The woman also explained that she is still under the supervision of a doctor for PTSD and that, two weeks after the attack, she had to be prescribed a medication which left her constantly lethargic and unable to function.

She had to take 12 weeks off work following the attack, at a time when her career was ‘on an upward trajectory’ and she was working towards a promotion.

Now, however, she said she has lost her spark and is operating in survival mode.

“Over the last nine months, I have constant flashbacks,” she told the court.

“I’m no longer the confident woman I was. I’m a shadow of my former self. I live in constant fear of being attacked.”

She said she asked herself why she had walked home that night.

The only answer she could come up with was that ‘the old me’ felt safe to walk up the road where she lived.

“Will I ever feel safe again? I don’t think so,” she said. “I was violated on the street where I live, my home, a place where I should feel safe. I have to live beside the place where I was brutally assaulted….I have to pass by this exact spot every day, reliving the trauma.”

She said that she is a changed person, and has become short tempered with family and friends.

She said that since that date, when she’s lying in bed, the last thing she thinks of is “that man being on top of me”.

“I can’t get the image of his massive teeth out of my head as he bit into my face,” she said.

She explained that she has not slept one night without the aid of medication since the attack, and that she would likely need it for the rest of her life.

“I no longer feel safe where I live,” she said.

“We took out a large mortgage to buy a house in a Dublin suburb, that at the time had a low level of crime…a place we thought was a healthy environment to raise our children.”

She said that she has a teenage daughter, who is at the age where some freedom should be allowed to hang out with friends or walk to the shops.

However, the thoughts of her even walking to school is terrifying, she explained.

“The women of my community no longer feel safe to walk our streets alone,” she said. “This freedom, this right has been taken away from us.”

She said that the attack was not random, but was premeditated and calculated.

“This man lay in wait until he found a suitable victim,” she said. “He followed me and struck at just the right time when there were no other people around… He knew the exact place to strike.”

She spoke about the risk of being infected by a disease due to being bitten and explained that her attacker had refused to be tested for infectious diseases.

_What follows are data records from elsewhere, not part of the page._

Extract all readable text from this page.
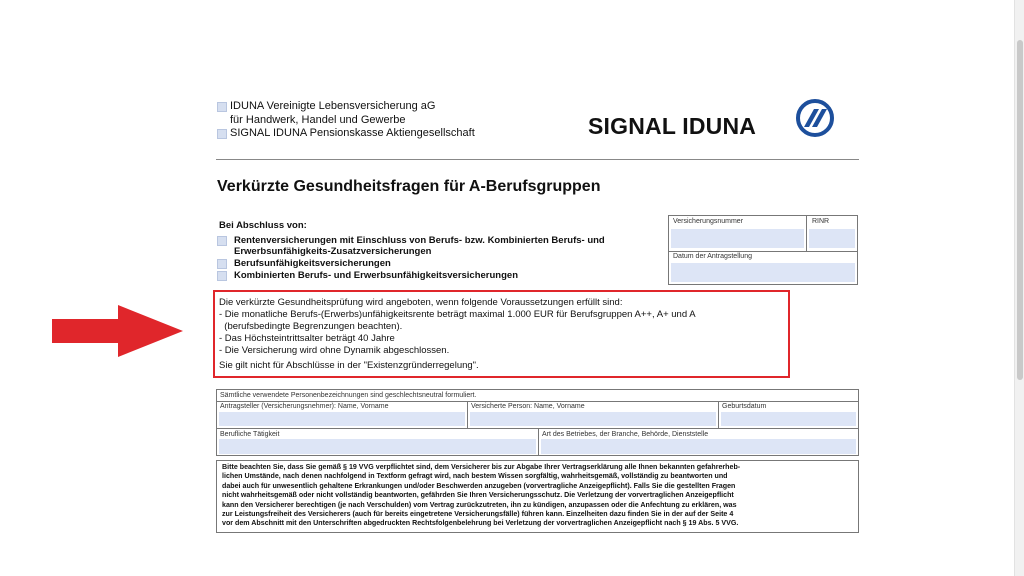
IDUNA Vereinigte Lebensversicherung aG
für Handwerk, Handel und Gewerbe
SIGNAL IDUNA Pensionskasse Aktiengesellschaft	SIGNAL IDUNA
Verkürzte Gesundheitsfragen für A-Berufsgruppen
Bei Abschluss von:
Rentenversicherungen mit Einschluss von Berufs- bzw. Kombinierten Berufs- und
Erwerbsunfähigkeits-Zusatzversicherungen
Berufsunfähigkeitsversicherungen
Kombinierten Berufs- und Erwerbsunfähigkeitsversicherungen
Versicherungsnummer	RINR
Datum der Antragstellung
Die verkürzte Gesundheitsprüfung wird angeboten, wenn folgende Voraussetzungen erfüllt sind:
- Die monatliche Berufs-(Erwerbs)unfähigkeitsrente beträgt maximal 1.000 EUR für Berufsgruppen A++, A+ und A
(berufsbedingte Begrenzungen beachten).
- Das Höchsteintrittsalter beträgt 40 Jahre
- Die Versicherung wird ohne Dynamik abgeschlossen.
Sie gilt nicht für Abschlüsse in der "Existenzgründerregelung".
Sämtliche verwendete Personenbezeichnungen sind geschlechtsneutral formuliert.
Antragsteller (Versicherungsnehmer): Name, Vorname	Versicherte Person: Name, Vorname	Geburtsdatum
Berufliche Tätigkeit	Art des Betriebes, der Branche, Behörde, Dienststelle
Bitte beachten Sie, dass Sie gemäß § 19 VVG verpflichtet sind, dem Versicherer bis zur Abgabe Ihrer Vertragserklärung alle Ihnen bekannten gefahrerheb-
lichen Umstände, nach denen nachfolgend in Textform gefragt wird, nach bestem Wissen sorgfältig, wahrheitsgemäß, vollständig zu beantworten und
dabei auch für unwesentlich gehaltene Erkrankungen und/oder Beschwerden anzugeben (vorvertragliche Anzeigepflicht). Falls Sie die gestellten Fragen
nicht wahrheitsgemäß oder nicht vollständig beantworten, gefährden Sie Ihren Versicherungsschutz. Die Verletzung der vorvertraglichen Anzeigepflicht
kann den Versicherer berechtigen (je nach Verschulden) vom Vertrag zurückzutreten, ihn zu kündigen, anzupassen oder die Anfechtung zu erklären, was
zur Leistungsfreiheit des Versicherers (auch für bereits eingetretene Versicherungsfälle) führen kann. Einzelheiten dazu finden Sie in der auf der Seite 4
vor dem Abschnitt mit den Unterschriften abgedruckten Rechtsfolgenbelehrung bei Verletzung der vorvertraglichen Anzeigepflicht nach § 19 Abs. 5 VVG.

“He wouldn’t even grant me this comfort,” she said, explaining that she then had to go through the long testing process and wait three months until receiving any certainty.

Defence counsel said that his client came from a culture where the use or alcohol was not prevalent. He also said that his language difficulties would make prison more difficult.

He said that the defendant had applied for asylum five days before the attack and that he couldn’t imagine that he would be successful.

Counsel said that the civil authorities could impact his deportation.

Another option open to the judge, he said, was to suspend a portion of any sentence for a lengthy period on condition that he leave the country.

That might give some comfort to the victim, he suggested.

Judge Martin Nolan said that he probably would be deported at the end of his prison sentence, but that this was for the civil authorities to decide.

He jailed him for three and a half years.